Но мама серьезный человек. Серьезный, очень суровая, требовательная.
Галина Анисимовна, журналист по профессии, человек очень принципиальный. Потом там через какое-то время открылось первое в городе Магадане казино, «Империал». Оттуда началось это название, «Ночные снайперы», потому что мы переходили дорогу (уже набившая оскомину эта история, всем известная, по крайней мере, нашим общим поклонникам), зима, минус 40, мы закутанные, с чехлами, я со скрипкой, зачехленная скрипка, и зачехленная гитара. Едет, останавливается на светофоре таксист, не поленился открыть форточку в сорокаградусный мороз, спросил: «Девчонки, вы откуда, с охоты или на охоту?». Ну и все, и тут появились «Ночные снайперы».
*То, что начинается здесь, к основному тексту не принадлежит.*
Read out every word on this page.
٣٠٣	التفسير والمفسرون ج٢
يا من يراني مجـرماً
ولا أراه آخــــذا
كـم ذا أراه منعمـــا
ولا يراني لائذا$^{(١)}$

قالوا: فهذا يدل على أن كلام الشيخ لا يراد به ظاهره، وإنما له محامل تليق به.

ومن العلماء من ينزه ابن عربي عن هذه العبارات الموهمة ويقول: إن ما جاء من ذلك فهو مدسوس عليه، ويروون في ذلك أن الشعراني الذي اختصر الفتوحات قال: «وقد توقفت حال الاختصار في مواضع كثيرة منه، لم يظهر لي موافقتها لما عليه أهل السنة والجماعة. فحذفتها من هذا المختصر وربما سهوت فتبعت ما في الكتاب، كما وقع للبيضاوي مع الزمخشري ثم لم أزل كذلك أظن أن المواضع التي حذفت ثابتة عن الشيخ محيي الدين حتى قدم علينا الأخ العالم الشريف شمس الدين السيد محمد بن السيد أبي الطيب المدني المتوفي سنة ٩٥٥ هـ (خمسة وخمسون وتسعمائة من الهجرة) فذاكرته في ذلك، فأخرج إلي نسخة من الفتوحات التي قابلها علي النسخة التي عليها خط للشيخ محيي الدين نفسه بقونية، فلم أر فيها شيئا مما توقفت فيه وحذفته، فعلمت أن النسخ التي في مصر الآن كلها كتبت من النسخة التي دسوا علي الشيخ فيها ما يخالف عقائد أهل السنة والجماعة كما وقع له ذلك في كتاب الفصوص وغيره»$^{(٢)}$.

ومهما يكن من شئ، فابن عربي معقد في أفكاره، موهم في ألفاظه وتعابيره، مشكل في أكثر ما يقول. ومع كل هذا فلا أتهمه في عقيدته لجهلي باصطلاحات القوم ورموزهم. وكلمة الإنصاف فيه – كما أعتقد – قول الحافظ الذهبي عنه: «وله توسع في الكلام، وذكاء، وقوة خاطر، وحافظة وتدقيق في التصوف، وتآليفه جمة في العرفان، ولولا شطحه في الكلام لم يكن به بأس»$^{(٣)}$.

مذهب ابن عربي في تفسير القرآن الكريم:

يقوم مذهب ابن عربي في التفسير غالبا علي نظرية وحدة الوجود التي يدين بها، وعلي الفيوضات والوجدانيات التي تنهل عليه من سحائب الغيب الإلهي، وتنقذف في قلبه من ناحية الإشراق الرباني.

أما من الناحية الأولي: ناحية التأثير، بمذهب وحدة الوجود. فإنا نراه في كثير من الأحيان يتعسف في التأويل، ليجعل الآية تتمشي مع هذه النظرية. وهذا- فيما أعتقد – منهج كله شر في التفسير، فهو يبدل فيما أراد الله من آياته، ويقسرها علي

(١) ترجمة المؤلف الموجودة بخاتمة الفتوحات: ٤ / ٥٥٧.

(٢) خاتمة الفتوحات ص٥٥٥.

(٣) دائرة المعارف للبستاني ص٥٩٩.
Знал ли он последствия своей фразы…
Да. Потом вот эти 50 концертов, данные в этом «Империале»…
Вы играли в этом казино?
Мы играли в казино.
Опиши площадку, как это выглядело. И для кого вы играли?
Прямо казино. Сцена…
Столы игральные?
Столы, итальянская мебель. Правда, как потом оказалось, не очень прочная, потому что в какой-то праздник, то ли 8 Марта, то ли 23 февраля, посетителей, прямо скажу, было не всегда много, буквально 2-3 столика, и тут приходит компания… Вальяжный такой, один из пациентов, хотела сказать…
Один из пациентов казино.
Посетителей казино. Садится, слушает нашу дуэтную экспрессивную программу, «Жить осталось чуть-чуть, и уже на ладони…». И он так слушает, слушает, покачивается на итальянском стуле… Вдруг в какой-то момент этот стул рассыпается под ним. И вот эта казусная ситуация, вроде бы все помпезное такое, пафосное, дорогое, казино, казинище, и вдруг он падает с этого итальянского дорогого стула. Тут его друзья какие-то, а мы поем, все это видим. Почему-то смешно, смеяться очень хотелось, хотя такие двойственные ощущения, вроде бы и жалко, и он ударился, и стул под ним развалился, и смешно… Грешно и смешно, вот такой был момент. Подавляя в себе, сдерживая вот этот смех, мы продолжали на полном пафосе и серьезе «Жить осталось чуть-чуть...»
Это же еще сопровождалось, наверное, однорукими бандитами, звоном монет? Или там в основном блэкджек и рулетка?
Такие нюансы я не помню, по крайней мере, нам вот это ничего не мешало. То ли это куда-то немножко подальше было отнесено… Нет, перед нами стояли вот эти столы, нарядно белоскатертные, сцена. После нас потом действительно выступало кабаре, с прекрасной программой, ноги, руки, костюмы, музыка…
Женщины в перьях.
Женщины в перьях, по полной программе. И пять-шесть зрителей сидят. Казино «Империал», город Магадан.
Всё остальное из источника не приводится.